Introduction to Emmi Framework¶

Main Components¶

Warning

The module layout is still evolving. This page describes the current components and may change in future releases.

Emmi Framework is organized into the following Python modules:

emmi - high-level ML and data modules
emmi_data_management - data fetching and storage utilities
emmi_inference - inference tools
ksuit - low-level ML codebase responsible for the heavy-lifting of this framework

Emmi Module Architecture — Core layering of modules¶

How Do They Interact¶

The interaction between existing modules is better described using a typical workflow. Let’s say, a user wants to train a model, like AB-UPT, to do so they have two options:

Use configuration files to set up an experiment
Use code and tailor it to specific needs

In either case, the same underlying shared codebase is used to ensure consistent behavior.

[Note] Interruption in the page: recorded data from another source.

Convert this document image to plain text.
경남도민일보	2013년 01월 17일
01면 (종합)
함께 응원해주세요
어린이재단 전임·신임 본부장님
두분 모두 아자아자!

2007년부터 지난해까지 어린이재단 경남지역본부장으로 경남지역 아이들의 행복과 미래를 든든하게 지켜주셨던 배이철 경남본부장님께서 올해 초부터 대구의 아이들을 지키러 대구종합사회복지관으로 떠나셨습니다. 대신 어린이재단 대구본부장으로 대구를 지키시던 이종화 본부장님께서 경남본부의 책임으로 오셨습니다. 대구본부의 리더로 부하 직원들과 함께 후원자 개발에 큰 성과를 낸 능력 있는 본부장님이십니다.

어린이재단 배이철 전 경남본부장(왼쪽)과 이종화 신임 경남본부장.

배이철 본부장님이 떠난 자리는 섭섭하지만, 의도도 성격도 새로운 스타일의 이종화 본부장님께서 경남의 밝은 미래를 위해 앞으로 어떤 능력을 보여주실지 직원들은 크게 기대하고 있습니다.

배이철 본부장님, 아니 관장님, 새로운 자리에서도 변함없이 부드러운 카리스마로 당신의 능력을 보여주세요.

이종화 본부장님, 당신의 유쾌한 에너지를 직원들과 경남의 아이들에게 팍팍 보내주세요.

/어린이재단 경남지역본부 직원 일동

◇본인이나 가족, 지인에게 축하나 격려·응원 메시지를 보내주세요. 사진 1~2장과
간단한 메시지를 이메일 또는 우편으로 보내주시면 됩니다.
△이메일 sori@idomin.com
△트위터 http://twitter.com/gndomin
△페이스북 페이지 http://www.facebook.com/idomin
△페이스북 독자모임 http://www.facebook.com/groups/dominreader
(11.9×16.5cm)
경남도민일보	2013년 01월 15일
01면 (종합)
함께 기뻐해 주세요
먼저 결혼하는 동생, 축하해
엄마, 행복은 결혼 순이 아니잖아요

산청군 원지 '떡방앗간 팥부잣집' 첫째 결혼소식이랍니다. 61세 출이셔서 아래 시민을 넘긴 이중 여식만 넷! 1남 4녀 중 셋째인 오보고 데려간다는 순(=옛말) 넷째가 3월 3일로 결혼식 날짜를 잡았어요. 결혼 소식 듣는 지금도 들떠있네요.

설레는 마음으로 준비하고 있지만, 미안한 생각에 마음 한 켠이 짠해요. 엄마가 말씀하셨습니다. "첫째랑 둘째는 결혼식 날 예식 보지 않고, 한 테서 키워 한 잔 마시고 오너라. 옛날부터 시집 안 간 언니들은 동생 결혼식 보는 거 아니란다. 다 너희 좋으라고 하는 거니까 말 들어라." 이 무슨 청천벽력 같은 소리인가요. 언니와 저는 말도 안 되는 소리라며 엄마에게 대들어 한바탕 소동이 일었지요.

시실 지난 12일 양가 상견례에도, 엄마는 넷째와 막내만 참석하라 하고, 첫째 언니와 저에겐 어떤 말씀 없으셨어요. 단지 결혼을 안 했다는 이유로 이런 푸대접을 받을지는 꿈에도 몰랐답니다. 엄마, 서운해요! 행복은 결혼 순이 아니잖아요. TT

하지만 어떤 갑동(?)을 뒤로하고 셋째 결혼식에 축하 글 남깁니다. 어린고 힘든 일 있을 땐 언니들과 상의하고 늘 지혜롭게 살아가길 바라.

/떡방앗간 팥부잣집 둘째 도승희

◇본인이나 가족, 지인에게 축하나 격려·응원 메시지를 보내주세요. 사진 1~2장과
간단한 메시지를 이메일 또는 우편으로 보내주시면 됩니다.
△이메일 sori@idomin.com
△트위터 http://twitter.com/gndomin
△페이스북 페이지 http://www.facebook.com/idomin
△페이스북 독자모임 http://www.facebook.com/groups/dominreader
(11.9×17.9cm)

Our main buildings blocks are located in ksuit (think of it as a core package). It takes care of things like object factories, collators, trainers, runners, trackers, etc. All of which have Base classes that can be used as abstract classes to create custom variations, as well as ready-to-use implementations with clearly defined usage patterns.

To account for various levels of expertise (e.g. a seasoned ML engineer, a PhD student, a CFD expert, etc.) we provide multiple abstraction levels. The high-level emmi module gives a list of convenient and frequently used blocks to get things going. It fully relies on ksuit and is ready to be extended with your custom logic when necessary. In most cases it is recommended to extend emmi first rather than diving directly into ksuit.

Data is at the core of any machine learning workflow and we offer tools relevant to data fetching as part of the emmi_data_management. Currently it supports data fetching and validation from HuggingFace and AWS S3. By sharing feedback about your preferred way of storing and accessing data, you can help us prioritize future features. This module doesn’t depend on any of the other modules and can be used standalone and/or part of other modules when needed.

The inference engine offers the flexibility of running inference using arbitrary models via CLI or code. It’s worth mentioning a necessity of registering custom models prior to using the CLI. emmi_inference relies on emmi mainly to have an access to custom models, datasets, etc. The required CLI arguments simply converge to:

a config path the defines data, collators, model related execution parameters, and output settings;
a model type (must have a match the registry);
a checkpoint path.